Çocuk yaşta evliliklerin sağlık sonuçlarıyla ilgili çok sektörlü bir rapor hazırladık, onu sizlerle paylaşmak isterim. Eğer mümkünse bütün Komisyon üyelerimize onlarla ilgili raporları ve şiddetin sağlık sonuçlarıyla ilgili diğer raporları da iletmek isteriz.
Çok teşekkür ederim.
BAŞKAN MUSTAFA HULKİ CEVİZOĞLU - Bugün getirseniz daha iyi olabilir miydi acaba?
BİRLEŞMİŞ MİLLETLER NÜFUS FONU PROGRAM MÜDÜRÜ EMİNE KUZUTÜRK SAVAŞ - Biz bugün 24 kişilik bir set hazırlığı... Çok kişi olacağını düşününce emin olamadık ama bizzat kendi ellerimle kargoları hazırlayacağım çünkü bu raporların hepsi çok ülke temsiliyetli olan raporlar.
BAŞKAN MUSTAFA HULKİ CEVİZOĞLU - Ev yapımı gibi olacak.

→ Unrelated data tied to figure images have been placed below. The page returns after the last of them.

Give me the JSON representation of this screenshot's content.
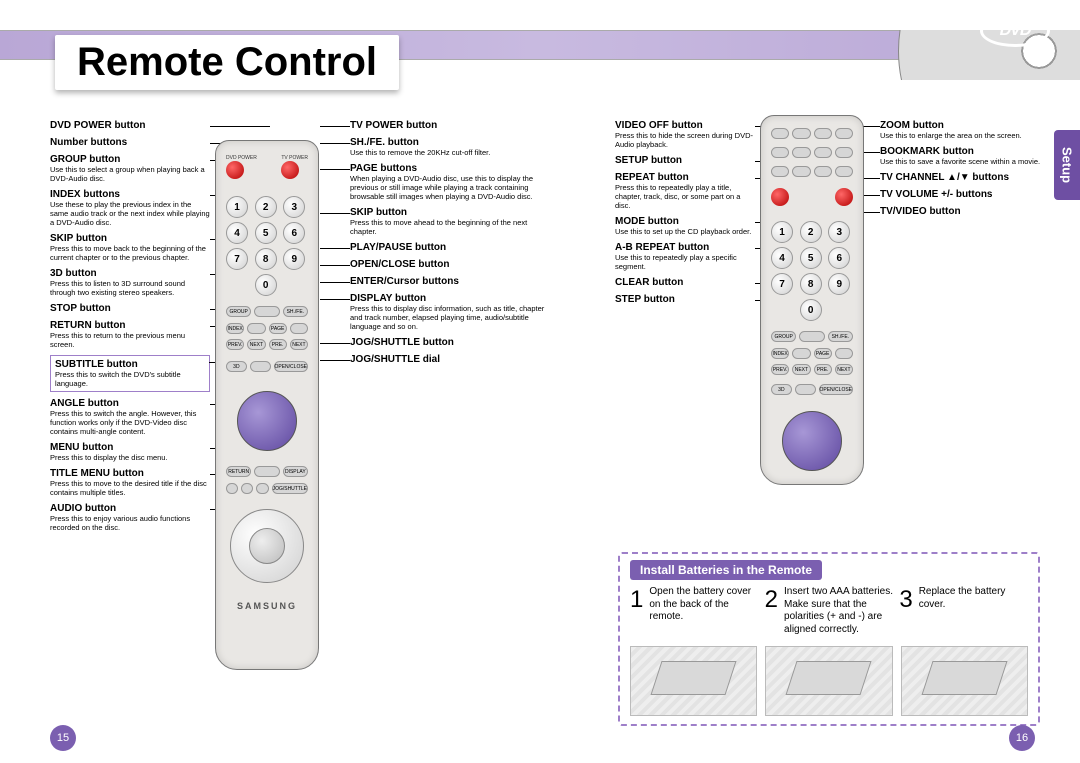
{
  "page_title": "Remote Control",
  "setup_tab": "Setup",
  "page_left": "15",
  "page_right": "16",
  "dvd_logo_text": "DVD",
  "remote_brand": "SAMSUNG",
  "colors": {
    "accent": "#7b5fb0",
    "accent_light": "#9e7fc9",
    "banner": "#b9a7d6"
  },
  "columns": {
    "A": [
      {
        "h": "DVD POWER button",
        "d": ""
      },
      {
        "h": "Number buttons",
        "d": ""
      },
      {
        "h": "GROUP button",
        "d": "Use this to select a group when playing back a DVD-Audio disc."
      },
      {
        "h": "INDEX buttons",
        "d": "Use these to play the previous index in the same audio track or the next index while playing a DVD-Audio disc."
      },
      {
        "h": "SKIP button",
        "d": "Press this to move back to the beginning of the current chapter or to the previous chapter."
      },
      {
        "h": "3D button",
        "d": "Press this to listen to 3D surround sound through two existing stereo speakers."
      },
      {
        "h": "STOP button",
        "d": ""
      },
      {
        "h": "RETURN button",
        "d": "Press this to return to the previous menu screen."
      },
      {
        "h": "SUBTITLE button",
        "d": "Press this to switch the DVD's subtitle language.",
        "boxed": true
      },
      {
        "h": "ANGLE button",
        "d": "Press this to switch the angle. However, this function works only if the DVD-Video disc contains multi-angle content."
      },
      {
        "h": "MENU button",
        "d": "Press this to display the disc menu."
      },
      {
        "h": "TITLE MENU button",
        "d": "Press this to move to the desired title if the disc contains multiple titles."
      },
      {
        "h": "AUDIO button",
        "d": "Press this to enjoy various audio functions recorded on the disc."
      }
    ],
    "B": [
      {
        "h": "TV POWER button",
        "d": ""
      },
      {
        "h": "SH./FE. button",
        "d": "Use this to remove the 20KHz cut-off filter."
      },
      {
        "h": "PAGE buttons",
        "d": "When playing a DVD-Audio disc, use this to display the previous or still image while playing a track containing browsable still images when playing a DVD-Audio disc."
      },
      {
        "h": "SKIP button",
        "d": "Press this to move ahead to the beginning of the next chapter."
      },
      {
        "h": "PLAY/PAUSE button",
        "d": ""
      },
      {
        "h": "OPEN/CLOSE button",
        "d": ""
      },
      {
        "h": "ENTER/Cursor buttons",
        "d": ""
      },
      {
        "h": "DISPLAY button",
        "d": "Press this to display disc information, such as title, chapter and track number, elapsed playing time, audio/subtitle language and so on."
      },
      {
        "h": "JOG/SHUTTLE button",
        "d": ""
      },
      {
        "h": "JOG/SHUTTLE dial",
        "d": ""
      }
    ],
    "C": [
      {
        "h": "VIDEO OFF button",
        "d": "Press this to hide the screen during DVD-Audio playback."
      },
      {
        "h": "SETUP button",
        "d": ""
      },
      {
        "h": "REPEAT button",
        "d": "Press this to repeatedly play a title, chapter, track, disc, or some part on a disc."
      },
      {
        "h": "MODE button",
        "d": "Use this to set up the CD playback order."
      },
      {
        "h": "A-B REPEAT button",
        "d": "Use this to repeatedly play a specific segment."
      },
      {
        "h": "CLEAR button",
        "d": ""
      },
      {
        "h": "STEP button",
        "d": ""
      }
    ],
    "D": [
      {
        "h": "ZOOM button",
        "d": "Use this to enlarge the area on the screen."
      },
      {
        "h": "BOOKMARK button",
        "d": "Use this to save a favorite scene within a movie."
      },
      {
        "h": "TV CHANNEL ▲/▼ buttons",
        "d": ""
      },
      {
        "h": "TV VOLUME +/- buttons",
        "d": ""
      },
      {
        "h": "TV/VIDEO button",
        "d": ""
      }
    ]
  },
  "numbers": [
    "1",
    "2",
    "3",
    "4",
    "5",
    "6",
    "7",
    "8",
    "9",
    "0"
  ],
  "pill_labels": {
    "gp": [
      "GROUP",
      "",
      "SH./FE."
    ],
    "nav1": [
      "INDEX",
      "",
      "PAGE",
      ""
    ],
    "nav2": [
      "PREV.",
      "NEXT",
      "PRE.",
      "NEXT"
    ],
    "threeD": [
      "3D",
      "",
      "OPEN/CLOSE"
    ],
    "ret": [
      "RETURN",
      "",
      "DISPLAY"
    ],
    "ctrl": [
      "",
      "",
      "",
      "JOG/SHUTTLE"
    ],
    "r2a": [
      "",
      "",
      "",
      ""
    ],
    "r2b": [
      "",
      "",
      "",
      ""
    ],
    "r2c": [
      "",
      "",
      "",
      ""
    ]
  },
  "tiny_labels": {
    "dvd": "DVD POWER",
    "tv": "TV POWER"
  },
  "install": {
    "heading": "Install Batteries in the Remote",
    "steps": [
      {
        "n": "1",
        "t": "Open the battery cover on the back of the remote."
      },
      {
        "n": "2",
        "t": "Insert two AAA batteries. Make sure that the polarities (+ and -) are aligned correctly."
      },
      {
        "n": "3",
        "t": "Replace the battery cover."
      }
    ]
  }
}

Yani ellerinizle hazırlayacaksınız, ev yapımı kek gibi olacak biraz, güzel.
BİRLEŞMİŞ MİLLETLER NÜFUS FONU PROGRAM MÜDÜRÜ EMİNE KUZUTÜRK SAVAŞ - Vallaha, artık işte, bugün getirememenin eksikliğini inşallah tamamlarız.
BAŞKAN MUSTAFA HULKİ CEVİZOĞLU - Bir tane örnek var mı yanınızda, hani 24 kişiye hazır değil ama bir örnek var mı yanınızda?
BİRLEŞMİŞ MİLLETLER NÜFUS FONU PROGRAM MÜDÜRÜ EMİNE KUZUTÜRK SAVAŞ - İnternet sitemizden "web" sayfalarımızdan erişilebilir.
BAŞKAN MUSTAFA HULKİ CEVİZOĞLU - Onu zaten okurduk internetten.
BİRLEŞMİŞ MİLLETLER NÜFUS FONU PROGRAM MÜDÜRÜ EMİNE KUZUTÜRK SAVAŞ - "unfba.org/tr"de hepsi var, bütün rehberlerimiz ve şeylerimiz var ama hemen yarın da bizzat kargo haricinde de getirebiliriz, teslim edebiliriz, hiç sorun değil.
BAŞKAN MUSTAFA HULKİ CEVİZOĞLU - Tamamdır, peki.
BİRLEŞMİŞ MİLLETLER NÜFUS FONU PROGRAM MÜDÜRÜ EMİNE KUZUTÜRK SAVAŞ - Bu Komisyon raporunda da veri olarak, tanıklıklar olarak oradaki raporlardan destek alınması bizim için çok önemli olur.
Ben son raddede girip anlattığım için, sağlık riskleri ve sonuçlarını izin verdiğiniz için teşekkür ediyorum.
BAŞKAN MUSTAFA HULKİ CEVİZOĞLU - Çok teşekkür ederiz.
BİRLEŞMİŞ MİLLETLER NÜFUS FONU PROGRAM MÜDÜRÜ EMİNE KUZUTÜRK SAVAŞ - Sağ olun.
Çok da önemli bir soru sorduğunuz için ayrıca size de Sayın Başkanım teşekkür ederim.